MDS is somewhat different. It is an unconstrained ordination technique that places samples in multivariate space in the most parsimonious arrangement (relative to each other). Unlike CAP, there are no a priori hypotheses. CAP ordinations come in handy when there is more going on in higher dimensions than can be accurately placed on a 2D MDS plot (in general when the stress value exceeds 0.2). Ideally you should do both if using CAP - plot an unconstrained MDS or PCO ordination too to see the "real" variation among samples.
All that said, if seeking to look at a species x samples matrix versus some suite of environmental variables, you should maybe look at a distance -based multiple regression technique like dbRDA. Again you can get biplots of species correlations with the RDA axes, but it also can run a sequential analysis that drops out the colinear predictor variables - very handy.

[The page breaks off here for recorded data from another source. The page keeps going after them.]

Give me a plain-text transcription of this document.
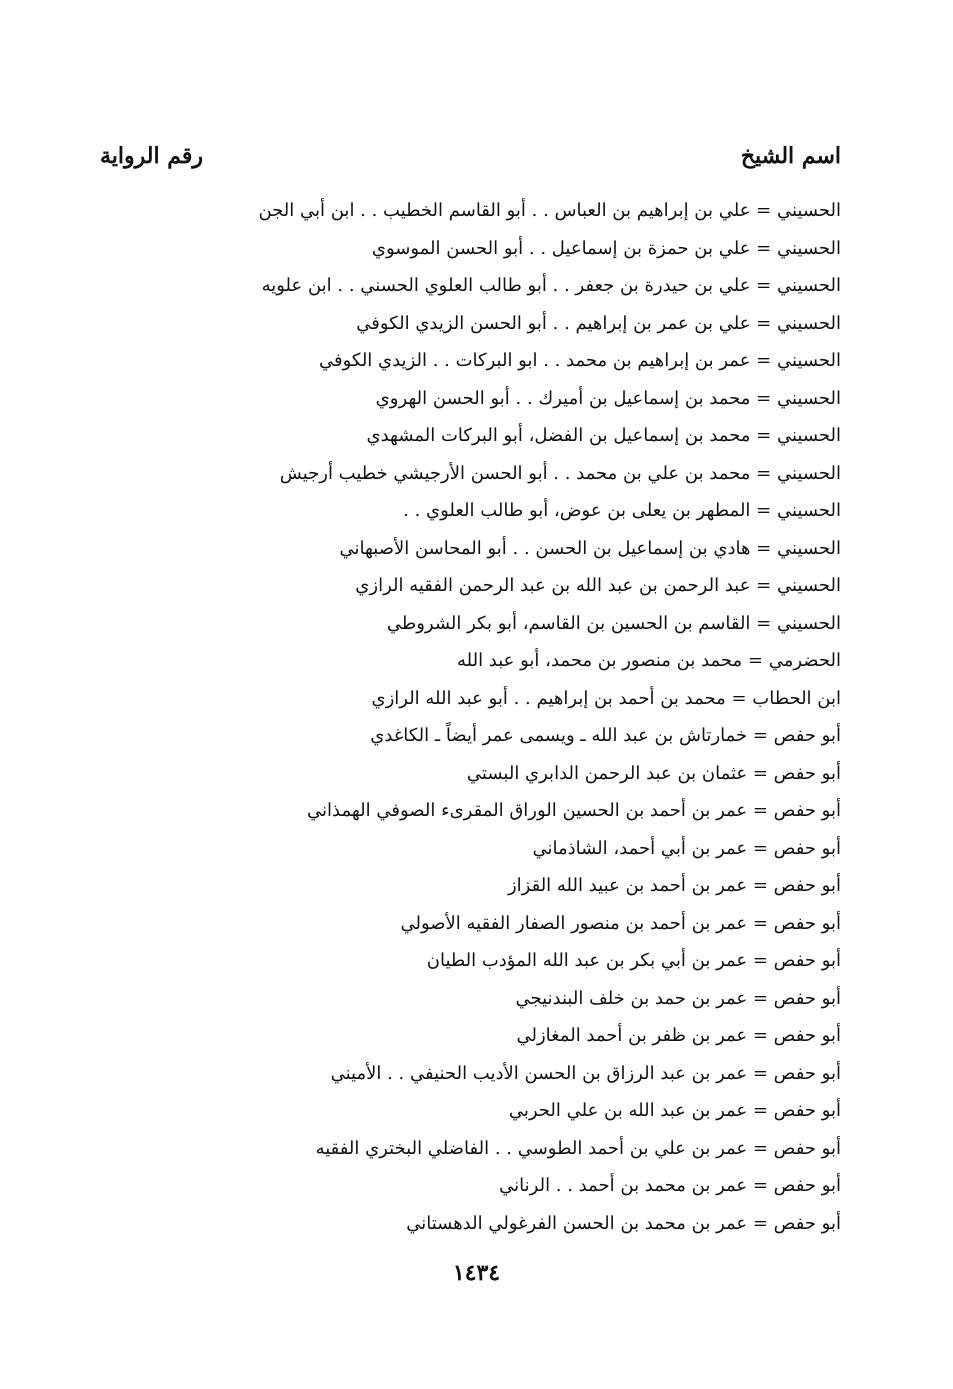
اسم الشيخ
رقم الرواية
الحسيني = علي بن إبراهيم بن العباس . . أبو القاسم الخطيب . . ابن أبي الجن
الحسيني = علي بن حمزة بن إسماعيل . . أبو الحسن الموسوي
الحسيني = علي بن حيدرة بن جعفر . . أبو طالب العلوي الحسني . . ابن علويه
الحسيني = علي بن عمر بن إبراهيم . . أبو الحسن الزيدي الكوفي
الحسيني = عمر بن إبراهيم بن محمد . . ابو البركات . . الزيدي الكوفي
الحسيني = محمد بن إسماعيل بن أميرك . . أبو الحسن الهروي
الحسيني = محمد بن إسماعيل بن الفضل، أبو البركات المشهدي
الحسيني = محمد بن علي بن محمد . . أبو الحسن الأرجيشي خطيب أرجيش
الحسيني = المطهر بن يعلى بن عوض، أبو طالب العلوي . .
الحسيني = هادي بن إسماعيل بن الحسن . . أبو المحاسن الأصبهاني
الحسيني = عبد الرحمن بن عبد الله بن عبد الرحمن الفقيه الرازي
الحسيني = القاسم بن الحسين بن القاسم، أبو بكر الشروطي
الحضرمي = محمد بن منصور بن محمد، أبو عبد الله
ابن الحطاب = محمد بن أحمد بن إبراهيم . . أبو عبد الله الرازي
أبو حفص = خمارتاش بن عبد الله ـ ويسمى عمر أيضاً ـ الكاغدي
أبو حفص = عثمان بن عبد الرحمن الدابري البستي
أبو حفص = عمر بن أحمد بن الحسين الوراق المقرىء الصوفي الهمذاني
أبو حفص = عمر بن أبي أحمد، الشاذماني
أبو حفص = عمر بن أحمد بن عبيد الله القزاز
أبو حفص = عمر بن أحمد بن منصور الصفار الفقيه الأصولي
أبو حفص = عمر بن أبي بكر بن عبد الله المؤدب الطيان
أبو حفص = عمر بن حمد بن خلف البندنيجي
أبو حفص = عمر بن ظفر بن أحمد المغازلي
أبو حفص = عمر بن عبد الرزاق بن الحسن الأديب الحنيفي . . الأميني
أبو حفص = عمر بن عبد الله بن علي الحربي
أبو حفص = عمر بن علي بن أحمد الطوسي . . الفاضلي البختري الفقيه
أبو حفص = عمر بن محمد بن أحمد . . الرناني
أبو حفص = عمر بن محمد بن الحسن الفرغولي الدهستاني
١٤٣٤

Seriation with replication is described in Somerfield, P. J., Clarke K. R., Olsgard, F. (2002) A comparison of the power of categorical and correlational tests applied to community ecology data from gradient studies. J. Anim. Ecol. 71:581-593.
The original question, concerning an alleged problem with SIMPER, is based on a flawed understanding. There is no issue with SIMPER being sensitive to species abundance. The issue is really about using appropriate combinations of resemblance measure and transformation to reflect the aspects of community variation you are interested in. However, SIMPER is about contributions to similarities among groups of samples, and it looks to me like you are more interested in correlations.
A new method of looking at variables which may be relevant is Somerfield, P. J., Clarke, K. R. (2013) Inverse analysis in non-parametric multivariate analyses: distinguishing of groups of associated species which covary coherently across samples. J. Exp. Mar. Biol. Ecol. 449: 261–273. DOI:10.1016/j.jembe.2013.10.002.